A Shoddy Survey Company


Finally. The survey company you hired (Survey Company International) just mailed you the raw data.[1]

You came a long way. You secured funding for your research project/thesis, presented it to your supervisors, did a systematic review, wrote the theory section, and designed the questionnaire.

Now, the exciting part begins.

You unzip the folder, and there it is, the precious file you need so desperately…

… In .xlsx. “Huh?” You asked explicitly for a more robust file type.

But, alas, maybe they misread the e-mail, and at least it’s not stored in .xls.

“Thanks to R’s extensive importing capabilities, that’s no issue at all,” you say to yourself.

“It’s not like they messed up data collection; it’s just stored as .xlsx”.

You click on the file.


[1] Name made up.

Some notes on the data

  • \(N = 500\)

  • This is not an actual data set. It was simulated with R.
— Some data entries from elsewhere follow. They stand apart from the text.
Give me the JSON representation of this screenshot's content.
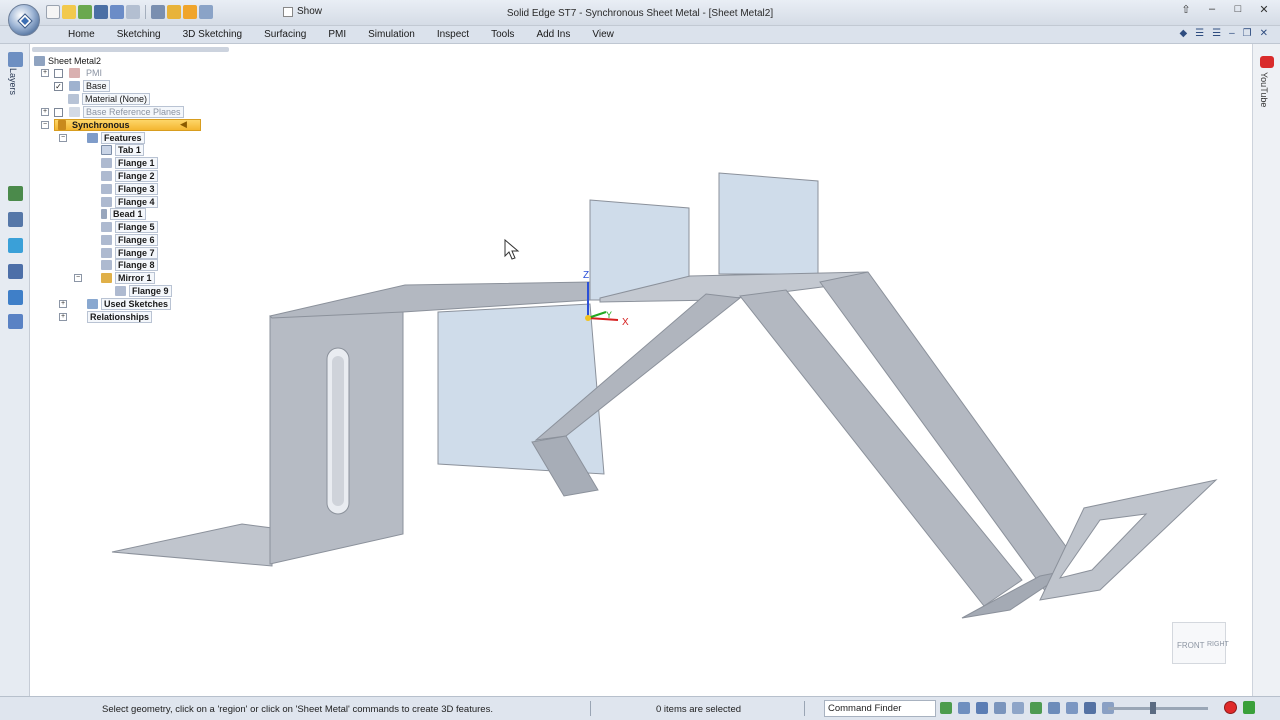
{
  "window": {
    "title": "Solid Edge ST7 - Synchronous Sheet Metal - [Sheet Metal2]",
    "show_label": "Show"
  },
  "ribbon": {
    "tabs": [
      "Home",
      "Sketching",
      "3D Sketching",
      "Surfacing",
      "PMI",
      "Simulation",
      "Inspect",
      "Tools",
      "Add Ins",
      "View"
    ]
  },
  "leftbar": {
    "layers_label": "Layers"
  },
  "rightbar": {
    "youtube_label": "YouTube"
  },
  "tree": {
    "root": "Sheet Metal2",
    "pmi": "PMI",
    "base": "Base",
    "material": "Material (None)",
    "base_ref_planes": "Base Reference Planes",
    "synchronous": "Synchronous",
    "features": "Features",
    "items": [
      "Tab 1",
      "Flange 1",
      "Flange 2",
      "Flange 3",
      "Flange 4",
      "Bead 1",
      "Flange 5",
      "Flange 6",
      "Flange 7",
      "Flange 8",
      "Mirror 1"
    ],
    "mirror_child": "Flange 9",
    "used_sketches": "Used Sketches",
    "relationships": "Relationships"
  },
  "axes": {
    "x": "X",
    "y": "Y",
    "z": "Z"
  },
  "viewcube": {
    "front": "FRONT",
    "right": "RIGHT"
  },
  "status": {
    "message": "Select geometry, click on a 'region' or click on 'Sheet Metal' commands to create 3D features.",
    "selection": "0 items are selected",
    "command_finder": "Command Finder"
  },
  "colors": {
    "part_face": "#b8bdc7",
    "part_light": "#d0d4db",
    "part_dark": "#9ea4ae",
    "selected_feature": "#cfdcea",
    "highlight": "#f4b631"
  }
}
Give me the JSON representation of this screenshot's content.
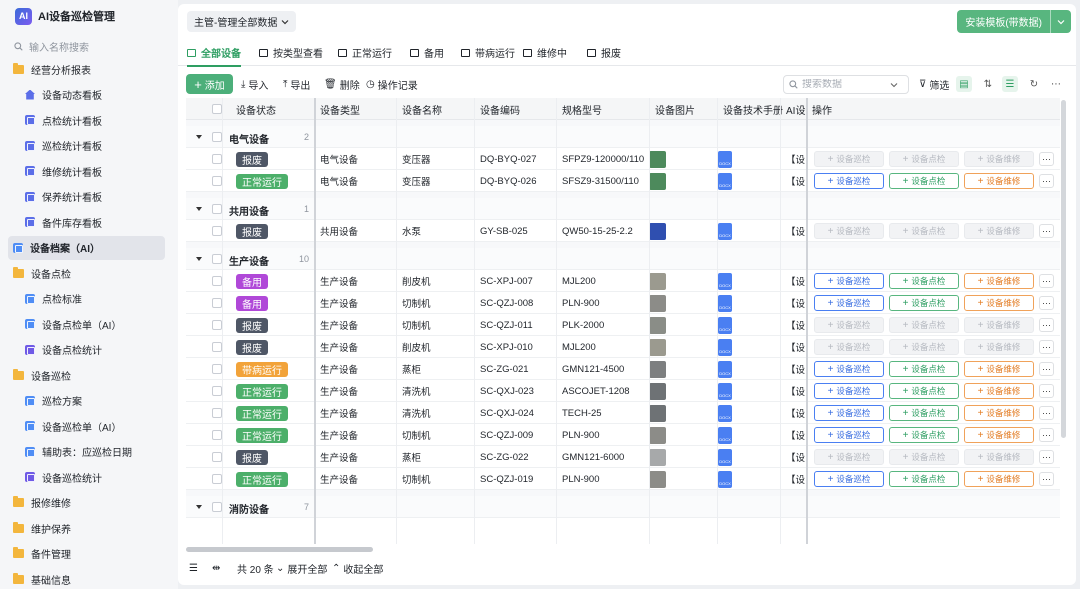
{
  "app": {
    "title": "AI设备巡检管理"
  },
  "sidebar": {
    "search_placeholder": "输入名称搜索",
    "items": [
      {
        "label": "经营分析报表",
        "level": "top",
        "icon": "folder-icon"
      },
      {
        "label": "设备动态看板",
        "level": "sub",
        "icon": "home-icon"
      },
      {
        "label": "点检统计看板",
        "level": "sub",
        "icon": "dashboard-icon"
      },
      {
        "label": "巡检统计看板",
        "level": "sub",
        "icon": "dashboard-icon"
      },
      {
        "label": "维修统计看板",
        "level": "sub",
        "icon": "dashboard-icon"
      },
      {
        "label": "保养统计看板",
        "level": "sub",
        "icon": "dashboard-icon"
      },
      {
        "label": "备件库存看板",
        "level": "sub",
        "icon": "dashboard-icon"
      },
      {
        "label": "设备档案（AI）",
        "level": "top",
        "icon": "table-icon",
        "active": true
      },
      {
        "label": "设备点检",
        "level": "top",
        "icon": "folder-icon"
      },
      {
        "label": "点检标准",
        "level": "sub",
        "icon": "table-icon"
      },
      {
        "label": "设备点检单（AI）",
        "level": "sub",
        "icon": "table-icon"
      },
      {
        "label": "设备点检统计",
        "level": "sub",
        "icon": "chart-icon"
      },
      {
        "label": "设备巡检",
        "level": "top",
        "icon": "folder-icon"
      },
      {
        "label": "巡检方案",
        "level": "sub",
        "icon": "table-icon"
      },
      {
        "label": "设备巡检单（AI）",
        "level": "sub",
        "icon": "table-icon"
      },
      {
        "label": "辅助表：应巡检日期",
        "level": "sub",
        "icon": "table-icon"
      },
      {
        "label": "设备巡检统计",
        "level": "sub",
        "icon": "chart-icon"
      },
      {
        "label": "报修维修",
        "level": "top",
        "icon": "folder-icon"
      },
      {
        "label": "维护保养",
        "level": "top",
        "icon": "folder-icon"
      },
      {
        "label": "备件管理",
        "level": "top",
        "icon": "folder-icon"
      },
      {
        "label": "基础信息",
        "level": "top",
        "icon": "folder-icon"
      }
    ]
  },
  "header": {
    "scope": "主管-管理全部数据",
    "install_label": "安装模板(带数据)"
  },
  "tabs": [
    "全部设备",
    "按类型查看",
    "正常运行",
    "备用",
    "带病运行",
    "维修中",
    "报废"
  ],
  "toolbar": {
    "add": "添加",
    "import": "导入",
    "export": "导出",
    "delete": "删除",
    "log": "操作记录",
    "search_placeholder": "搜索数据",
    "filter": "筛选"
  },
  "columns": [
    "设备状态",
    "设备类型",
    "设备名称",
    "设备编码",
    "规格型号",
    "设备图片",
    "设备技术手册",
    "AI设备",
    "操作"
  ],
  "actions": {
    "patrol": "设备巡检",
    "check": "设备点检",
    "repair": "设备维修",
    "more": "···"
  },
  "status_colors": {
    "报废": "#4f5766",
    "正常运行": "#4caf6a",
    "备用": "#b048d8",
    "带病运行": "#f2a33a"
  },
  "groups": [
    {
      "name": "电气设备",
      "count": "2",
      "rows": [
        {
          "status": "报废",
          "type": "电气设备",
          "name": "变压器",
          "code": "DQ-BYQ-027",
          "model": "SFPZ9-120000/110",
          "img": "#4d8a5c",
          "ai": "【设",
          "enabled": false
        },
        {
          "status": "正常运行",
          "type": "电气设备",
          "name": "变压器",
          "code": "DQ-BYQ-026",
          "model": "SFSZ9-31500/110",
          "img": "#4d8a5c",
          "ai": "【设",
          "enabled": true
        }
      ]
    },
    {
      "name": "共用设备",
      "count": "1",
      "rows": [
        {
          "status": "报废",
          "type": "共用设备",
          "name": "水泵",
          "code": "GY-SB-025",
          "model": "QW50-15-25-2.2",
          "img": "#2f4fb0",
          "ai": "【设",
          "enabled": false
        }
      ]
    },
    {
      "name": "生产设备",
      "count": "10",
      "rows": [
        {
          "status": "备用",
          "type": "生产设备",
          "name": "削皮机",
          "code": "SC-XPJ-007",
          "model": "MJL200",
          "img": "#9b9a8f",
          "ai": "【设",
          "enabled": true
        },
        {
          "status": "备用",
          "type": "生产设备",
          "name": "切制机",
          "code": "SC-QZJ-008",
          "model": "PLN-900",
          "img": "#8c8c88",
          "ai": "【设",
          "enabled": true
        },
        {
          "status": "报废",
          "type": "生产设备",
          "name": "切制机",
          "code": "SC-QZJ-011",
          "model": "PLK-2000",
          "img": "#8a8d87",
          "ai": "【设",
          "enabled": false
        },
        {
          "status": "报废",
          "type": "生产设备",
          "name": "削皮机",
          "code": "SC-XPJ-010",
          "model": "MJL200",
          "img": "#9b9a8f",
          "ai": "【设",
          "enabled": false
        },
        {
          "status": "带病运行",
          "type": "生产设备",
          "name": "蒸柜",
          "code": "SC-ZG-021",
          "model": "GMN121-4500",
          "img": "#7d7f80",
          "ai": "【设",
          "enabled": true
        },
        {
          "status": "正常运行",
          "type": "生产设备",
          "name": "清洗机",
          "code": "SC-QXJ-023",
          "model": "ASCOJET-1208",
          "img": "#6e7275",
          "ai": "【设",
          "enabled": true
        },
        {
          "status": "正常运行",
          "type": "生产设备",
          "name": "清洗机",
          "code": "SC-QXJ-024",
          "model": "TECH-25",
          "img": "#6e7275",
          "ai": "【设",
          "enabled": true
        },
        {
          "status": "正常运行",
          "type": "生产设备",
          "name": "切制机",
          "code": "SC-QZJ-009",
          "model": "PLN-900",
          "img": "#8c8c88",
          "ai": "【设",
          "enabled": true
        },
        {
          "status": "报废",
          "type": "生产设备",
          "name": "蒸柜",
          "code": "SC-ZG-022",
          "model": "GMN121-6000",
          "img": "#a7a9aa",
          "ai": "【设",
          "enabled": false
        },
        {
          "status": "正常运行",
          "type": "生产设备",
          "name": "切制机",
          "code": "SC-QZJ-019",
          "model": "PLN-900",
          "img": "#8c8c88",
          "ai": "【设",
          "enabled": true
        }
      ]
    },
    {
      "name": "消防设备",
      "count": "7",
      "rows": []
    }
  ],
  "footer": {
    "total": "共 20 条",
    "expand": "展开全部",
    "collapse": "收起全部"
  }
}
  • It’s a “panel” survey consisting of three waves in April, May, and June.

  • “id_x” is the respondent identfier.

  • The survey consists of two questions named q1 and q2.


  1. Read-in the data.

  2. Tidy the data.

  3. For each date, calculate the mean of q1 and q2.

  4. Manually generate a frequency table for q1 and q2, grouped by date.

If you put out your document to html, explore DT::datatable() for some interactivity!

You do not need to manipulate the Excel file manually to complete these tasks.


Look up ?rio::import_list and the here package. I normalized the directory in the knitr setup of this .Rmd file such that relative file paths from the project root should work (but this depends on the OS).

You will likely practice a key skill for your career as empirical researcher/ data scientist: googling. That’s normal!

Start Wrangling!